Zanim uczniowie mogli odpocząć dotarł do nich wielki tłum ze wszystkich miast. Tłum ludzi, który słyszał o Jezusie, pragnie Go zobaczyć, dotknąć, usłyszeć. W Ewangelii wyczuwa się dreszcz pewnego pospiechu, ale jest to wyjątkowy pospiech, znacznie różniący się od naszej obsesyjnej i bezsensownej gonitwy (B. Maggioni). Marek porównuje tłum ludzi pospiesznie podążający za Jezusem do owiec bez pasterza. Są słabi, bezradni, niespokojni, zagrożeni, potrzebujący nie tylko zdrowia, ale także kierunku i sensu i proszą otwarcie o pomoc.

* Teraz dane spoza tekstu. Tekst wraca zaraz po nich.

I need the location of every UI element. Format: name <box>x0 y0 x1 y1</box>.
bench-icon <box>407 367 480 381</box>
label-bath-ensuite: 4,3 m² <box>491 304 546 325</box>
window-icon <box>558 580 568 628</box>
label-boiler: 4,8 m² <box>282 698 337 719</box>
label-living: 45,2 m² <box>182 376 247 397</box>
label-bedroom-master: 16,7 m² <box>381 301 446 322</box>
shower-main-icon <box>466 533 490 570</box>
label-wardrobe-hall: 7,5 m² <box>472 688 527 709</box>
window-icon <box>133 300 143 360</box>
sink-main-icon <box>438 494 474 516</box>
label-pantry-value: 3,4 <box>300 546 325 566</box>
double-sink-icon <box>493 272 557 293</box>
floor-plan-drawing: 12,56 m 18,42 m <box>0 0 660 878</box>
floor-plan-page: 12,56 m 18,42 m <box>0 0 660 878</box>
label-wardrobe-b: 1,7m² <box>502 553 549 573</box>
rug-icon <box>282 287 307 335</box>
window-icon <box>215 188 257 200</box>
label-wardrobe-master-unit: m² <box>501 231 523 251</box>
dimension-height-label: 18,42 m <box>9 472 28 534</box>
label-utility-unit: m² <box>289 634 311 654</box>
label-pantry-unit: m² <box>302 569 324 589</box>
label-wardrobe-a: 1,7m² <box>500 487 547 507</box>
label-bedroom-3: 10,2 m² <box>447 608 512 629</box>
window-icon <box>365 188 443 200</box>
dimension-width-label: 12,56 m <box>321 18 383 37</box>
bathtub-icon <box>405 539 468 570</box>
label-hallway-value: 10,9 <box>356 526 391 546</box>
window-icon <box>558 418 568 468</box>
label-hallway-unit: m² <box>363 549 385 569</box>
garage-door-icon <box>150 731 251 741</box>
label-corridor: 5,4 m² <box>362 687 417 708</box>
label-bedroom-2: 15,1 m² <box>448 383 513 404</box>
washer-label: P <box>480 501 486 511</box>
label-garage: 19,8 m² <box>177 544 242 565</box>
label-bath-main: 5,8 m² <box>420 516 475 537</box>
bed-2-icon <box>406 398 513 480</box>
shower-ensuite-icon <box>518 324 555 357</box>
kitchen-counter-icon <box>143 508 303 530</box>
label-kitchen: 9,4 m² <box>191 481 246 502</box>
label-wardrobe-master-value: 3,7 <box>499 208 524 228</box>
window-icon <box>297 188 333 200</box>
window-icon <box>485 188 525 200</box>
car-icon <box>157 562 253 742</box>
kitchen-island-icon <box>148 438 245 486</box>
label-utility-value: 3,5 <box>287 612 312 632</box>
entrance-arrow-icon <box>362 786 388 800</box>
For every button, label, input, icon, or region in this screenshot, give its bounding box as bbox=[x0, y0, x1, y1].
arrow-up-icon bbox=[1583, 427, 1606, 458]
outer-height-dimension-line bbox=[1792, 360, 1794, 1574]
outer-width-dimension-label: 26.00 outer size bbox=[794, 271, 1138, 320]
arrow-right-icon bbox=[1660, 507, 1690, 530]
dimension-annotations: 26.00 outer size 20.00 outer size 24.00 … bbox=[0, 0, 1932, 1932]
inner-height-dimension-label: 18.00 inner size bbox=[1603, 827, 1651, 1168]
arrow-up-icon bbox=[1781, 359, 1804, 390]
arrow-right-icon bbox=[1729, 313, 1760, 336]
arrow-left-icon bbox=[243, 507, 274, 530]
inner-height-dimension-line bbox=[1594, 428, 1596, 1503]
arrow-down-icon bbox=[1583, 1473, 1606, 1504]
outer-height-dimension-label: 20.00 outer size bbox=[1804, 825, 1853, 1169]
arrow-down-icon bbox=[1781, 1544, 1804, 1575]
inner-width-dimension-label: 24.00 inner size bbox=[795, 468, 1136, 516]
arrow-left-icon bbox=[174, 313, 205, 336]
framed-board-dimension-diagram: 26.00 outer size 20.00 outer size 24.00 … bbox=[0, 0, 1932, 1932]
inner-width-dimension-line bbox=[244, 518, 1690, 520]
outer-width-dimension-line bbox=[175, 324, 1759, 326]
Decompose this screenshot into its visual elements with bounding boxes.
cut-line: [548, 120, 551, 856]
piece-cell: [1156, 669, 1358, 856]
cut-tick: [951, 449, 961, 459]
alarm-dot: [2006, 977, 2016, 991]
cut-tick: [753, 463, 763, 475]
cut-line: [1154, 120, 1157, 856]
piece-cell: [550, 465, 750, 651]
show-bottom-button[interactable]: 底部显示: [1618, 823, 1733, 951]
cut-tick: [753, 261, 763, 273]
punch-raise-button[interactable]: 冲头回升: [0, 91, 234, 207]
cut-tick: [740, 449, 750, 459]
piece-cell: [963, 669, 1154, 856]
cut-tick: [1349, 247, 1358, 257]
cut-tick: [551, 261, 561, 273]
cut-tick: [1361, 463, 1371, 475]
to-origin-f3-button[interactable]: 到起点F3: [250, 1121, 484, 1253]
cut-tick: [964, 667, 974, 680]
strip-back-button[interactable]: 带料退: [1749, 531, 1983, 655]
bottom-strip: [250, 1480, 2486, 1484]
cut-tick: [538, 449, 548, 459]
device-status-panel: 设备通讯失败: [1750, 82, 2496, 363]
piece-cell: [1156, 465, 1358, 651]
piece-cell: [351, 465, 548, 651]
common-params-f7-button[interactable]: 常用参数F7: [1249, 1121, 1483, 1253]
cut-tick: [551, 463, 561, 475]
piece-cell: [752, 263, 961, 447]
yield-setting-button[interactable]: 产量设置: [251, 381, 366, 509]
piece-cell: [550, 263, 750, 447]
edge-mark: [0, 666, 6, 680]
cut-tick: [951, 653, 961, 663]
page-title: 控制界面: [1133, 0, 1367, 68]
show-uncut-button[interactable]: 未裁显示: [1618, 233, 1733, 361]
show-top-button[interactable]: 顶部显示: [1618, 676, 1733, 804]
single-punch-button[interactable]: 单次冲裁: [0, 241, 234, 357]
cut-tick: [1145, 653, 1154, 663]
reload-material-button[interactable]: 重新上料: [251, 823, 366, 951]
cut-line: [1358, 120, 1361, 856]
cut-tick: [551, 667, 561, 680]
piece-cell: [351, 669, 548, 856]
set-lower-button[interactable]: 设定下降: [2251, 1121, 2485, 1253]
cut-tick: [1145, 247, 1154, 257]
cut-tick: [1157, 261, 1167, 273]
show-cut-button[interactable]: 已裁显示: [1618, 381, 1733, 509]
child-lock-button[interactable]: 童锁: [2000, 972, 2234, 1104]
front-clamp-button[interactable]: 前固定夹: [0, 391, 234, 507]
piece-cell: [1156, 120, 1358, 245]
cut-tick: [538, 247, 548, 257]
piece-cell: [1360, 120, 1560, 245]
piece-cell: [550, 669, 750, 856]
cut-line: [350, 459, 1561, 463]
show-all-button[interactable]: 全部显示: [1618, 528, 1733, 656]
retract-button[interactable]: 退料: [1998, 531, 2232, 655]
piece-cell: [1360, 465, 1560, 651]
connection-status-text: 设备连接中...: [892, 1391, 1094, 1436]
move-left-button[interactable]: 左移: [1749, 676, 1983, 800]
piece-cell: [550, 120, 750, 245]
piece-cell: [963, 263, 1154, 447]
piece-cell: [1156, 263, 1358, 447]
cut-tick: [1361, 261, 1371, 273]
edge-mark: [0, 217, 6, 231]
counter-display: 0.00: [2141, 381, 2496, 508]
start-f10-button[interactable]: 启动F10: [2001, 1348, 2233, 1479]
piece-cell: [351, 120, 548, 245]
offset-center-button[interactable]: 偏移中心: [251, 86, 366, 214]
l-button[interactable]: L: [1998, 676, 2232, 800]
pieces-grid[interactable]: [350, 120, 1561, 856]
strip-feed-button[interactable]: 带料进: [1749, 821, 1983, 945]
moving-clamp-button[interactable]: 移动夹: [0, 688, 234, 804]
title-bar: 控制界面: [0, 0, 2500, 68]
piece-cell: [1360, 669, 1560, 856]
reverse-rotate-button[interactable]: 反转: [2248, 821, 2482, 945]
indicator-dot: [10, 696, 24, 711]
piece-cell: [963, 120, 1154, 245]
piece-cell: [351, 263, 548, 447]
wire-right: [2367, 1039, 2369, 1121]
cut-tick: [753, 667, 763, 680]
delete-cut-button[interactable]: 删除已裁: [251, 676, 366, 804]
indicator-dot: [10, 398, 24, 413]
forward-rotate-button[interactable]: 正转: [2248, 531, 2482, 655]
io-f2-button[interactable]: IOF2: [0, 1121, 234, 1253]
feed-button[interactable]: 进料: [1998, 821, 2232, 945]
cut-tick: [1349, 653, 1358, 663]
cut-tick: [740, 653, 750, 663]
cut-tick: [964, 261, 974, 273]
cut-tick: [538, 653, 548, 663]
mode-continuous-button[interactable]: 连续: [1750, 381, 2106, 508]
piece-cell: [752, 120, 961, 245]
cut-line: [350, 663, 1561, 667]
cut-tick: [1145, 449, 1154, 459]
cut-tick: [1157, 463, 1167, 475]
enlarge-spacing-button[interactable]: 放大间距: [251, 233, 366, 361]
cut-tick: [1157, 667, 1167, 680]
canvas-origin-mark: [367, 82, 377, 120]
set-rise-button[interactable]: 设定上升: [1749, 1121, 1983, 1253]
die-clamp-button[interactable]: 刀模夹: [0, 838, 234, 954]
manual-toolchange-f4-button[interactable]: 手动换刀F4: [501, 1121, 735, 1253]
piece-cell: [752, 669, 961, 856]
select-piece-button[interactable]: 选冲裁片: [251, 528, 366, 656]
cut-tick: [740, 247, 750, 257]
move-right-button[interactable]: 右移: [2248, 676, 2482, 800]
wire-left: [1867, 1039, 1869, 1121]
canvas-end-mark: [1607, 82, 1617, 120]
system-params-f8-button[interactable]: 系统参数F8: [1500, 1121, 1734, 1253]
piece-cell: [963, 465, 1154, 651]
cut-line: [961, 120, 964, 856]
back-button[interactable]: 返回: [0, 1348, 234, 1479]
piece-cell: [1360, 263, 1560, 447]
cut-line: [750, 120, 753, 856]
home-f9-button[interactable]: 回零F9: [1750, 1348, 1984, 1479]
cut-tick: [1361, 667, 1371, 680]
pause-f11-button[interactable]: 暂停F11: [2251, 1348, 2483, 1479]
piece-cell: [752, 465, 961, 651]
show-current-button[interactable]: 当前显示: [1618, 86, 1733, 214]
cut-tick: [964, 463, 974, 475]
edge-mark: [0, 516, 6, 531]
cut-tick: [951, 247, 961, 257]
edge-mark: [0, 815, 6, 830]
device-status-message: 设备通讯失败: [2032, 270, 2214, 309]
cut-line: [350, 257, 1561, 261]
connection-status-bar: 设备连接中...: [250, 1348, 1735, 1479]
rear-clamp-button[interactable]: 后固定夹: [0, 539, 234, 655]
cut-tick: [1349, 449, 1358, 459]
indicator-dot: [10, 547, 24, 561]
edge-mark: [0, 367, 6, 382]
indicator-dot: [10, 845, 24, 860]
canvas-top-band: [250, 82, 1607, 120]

Na widok tłumu ludzi, Jezus zlitował się nad nimi. Słowo litość nie ma jednak znaczenia pejoratywnego. Oznacza raczej „wzruszył się”, albo jeszcze mocniej – „wzburzyły się Jego wnętrzności, wzburzyło się Jego serce”. To słowo odnosi się do łona, do miłości matczynej. Jezus kocha jak matka, bezinteresownie. Lituje się nad potrzebującymi, rozmawia z nimi, naucza, uzdrawia, karmi. Bierze ich w opiekę, spełnia ich oczekiwania. Dzieli się z nimi nie tylko pokarmem, ale również słowem, swoim czasem, Sobą. Bóg w Jezusie jest Bogiem cierpiącym wraz z ludźmi, którzy są w potrzebie.
Dlaczego dziś znów przychodzę do Jezusa? Czego od Niego teraz oczekuję? Jakiego pouczenia pragnę? Czy moje dotychczasowe doświadczenia spotkań z Jezusem zostawiły jakiś głębszy ślad? Czy moje serce wzrusza się i lituje? Czy współczuję ludziom, którzy cierpią, ludziom z marginesu, będącym w nędzy duchowej czy potrzebie materialnej? Jaki rodzaj służby powinienem bardziej praktykować: duchowy czy materialny?